Gavin went to Birmingham Medical School and has lived in Birmingham since 1979. He has been a partner at Lordswood surgery in Harborne for 24 years where he helped redevelop the surgery and merge the practice with three other local surgeries to form the Lordswood Medical Group.

He developed an interest in commissioning after sitting on the South Birmingham Primary Care Trust professional executive committee for three years and together with a small number of colleagues helped to form Birmingham CrossCity CCG.

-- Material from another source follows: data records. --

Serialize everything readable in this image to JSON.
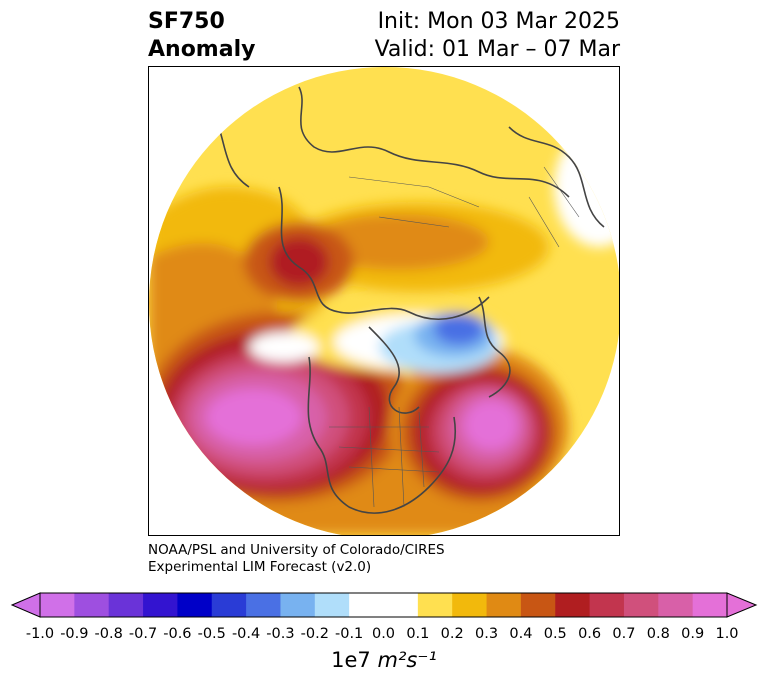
{
  "header": {
    "title_line1": "SF750",
    "title_line2": "Anomaly",
    "init_text": "Init: Mon 03 Mar 2025",
    "valid_text": "Valid: 01 Mar – 07 Mar"
  },
  "credit": {
    "line1": "NOAA/PSL and University of Colorado/CIRES",
    "line2": "Experimental LIM Forecast (v2.0)"
  },
  "colorbar": {
    "colors": [
      "#d070e8",
      "#9e4fe0",
      "#6a33d8",
      "#3314d0",
      "#0000c8",
      "#2a3cd6",
      "#4a70e4",
      "#78b2f0",
      "#b0defa",
      "#ffffff",
      "#ffffff",
      "#ffe050",
      "#f2b90c",
      "#e08a14",
      "#c85614",
      "#b01e20",
      "#c2354e",
      "#d0507c",
      "#d860a8",
      "#e470d8"
    ],
    "extend_min_color": "#d070e8",
    "extend_max_color": "#e470d8",
    "tick_labels": [
      "-1.0",
      "-0.9",
      "-0.8",
      "-0.7",
      "-0.6",
      "-0.5",
      "-0.4",
      "-0.3",
      "-0.2",
      "-0.1",
      "0.0",
      "0.1",
      "0.2",
      "0.3",
      "0.4",
      "0.5",
      "0.6",
      "0.7",
      "0.8",
      "0.9",
      "1.0"
    ],
    "units_prefix": "1e7",
    "units_text": "m²s⁻¹"
  }
}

He believes in the value and benefits of using doctors and healthcare professional to help shape healthcare for the city and aims to ensure that services for all patients are more flexible, joined up and effective – the kind you would be pleased for your family and friends to use.

  • Sarah Longland
    Posted at 09:10h, 23 December Reply

    Fantastic blog! A joy to read although I admit reaching for the dictionary on a couple of occasions but we all know that every day is a school day in general practice!

  • Mark Newbold
    Posted at 12:57h, 23 December Reply

    Agree Sarah – there is a lot to think about here, and some really interesting ideas about how we best utilise general practitioners to best effect. I suspect the chronic disease management ideas will spark a fair bit of debate?

    • Sarah Longland
      Posted at 13:36h, 23 December Reply

      Community hubs will probably provide much of the solution I would think.

  • Dr Julie Barker
    Posted at 16:32h, 23 December Reply

    Local patient consultation on GP5yfv is in favour of GP specialists, more services in the community and a greater emphasis on help to self manage.
    These are all sensible and laudable but need resourcing with increased clinicians with suitable skills.

  • Ian Livingstone
    Posted at 17:18h, 23 December Reply

    “Hardest job in the world to do well and easiest to do badl” I believe
    Any other job…..ant the union might suggest more radical action?

  • john sharvill
    Posted at 20:08h, 01 January Reply

    Why are we sticking to 10 minutes? Who decides-it is us,the Gp. In the very old days moving form 6 minutes to 10 was prophesied to lead to disaster but it did not. There are practices that have done this and are smiling.
    Dont duplicate your work with triage before face to face, if you want to triage get others to do it and only phone those that can be sorted by phone
    If the community hubs take GP out of their practices there is a real risk of making things worse not better
    Employ the staff to do the work that you don’t need to be a Gp. (repeats, most docman, , audits for drug safety monitoring,chasing hospitals etc. We dropped sorting transport many years ago ‘ so let go’ of some things and look at what sucks the time and energy out of you and ask why is it coming our way-often not ”medical at all’ but we have accepted it- childhood behaviour problems a good example maybe health visitors take total responsibility of this as an example

  • Peter Maddock
    Posted at 13:23h, 08 January Reply

    An excellent blog Gavin. I do think the biggest challenge for the NHS is the manpower shortage, exacerbated by the lack of money to pump prime. The solutions at least short term lie in creativity and doing things differently. I do see a lot of potential in using the extended Primary care team more effectively. I also do realise from experience, not everyone in Primary Care is open to such an approach. Lastly Pbr in my view has had its day and is now an obstruction to progress.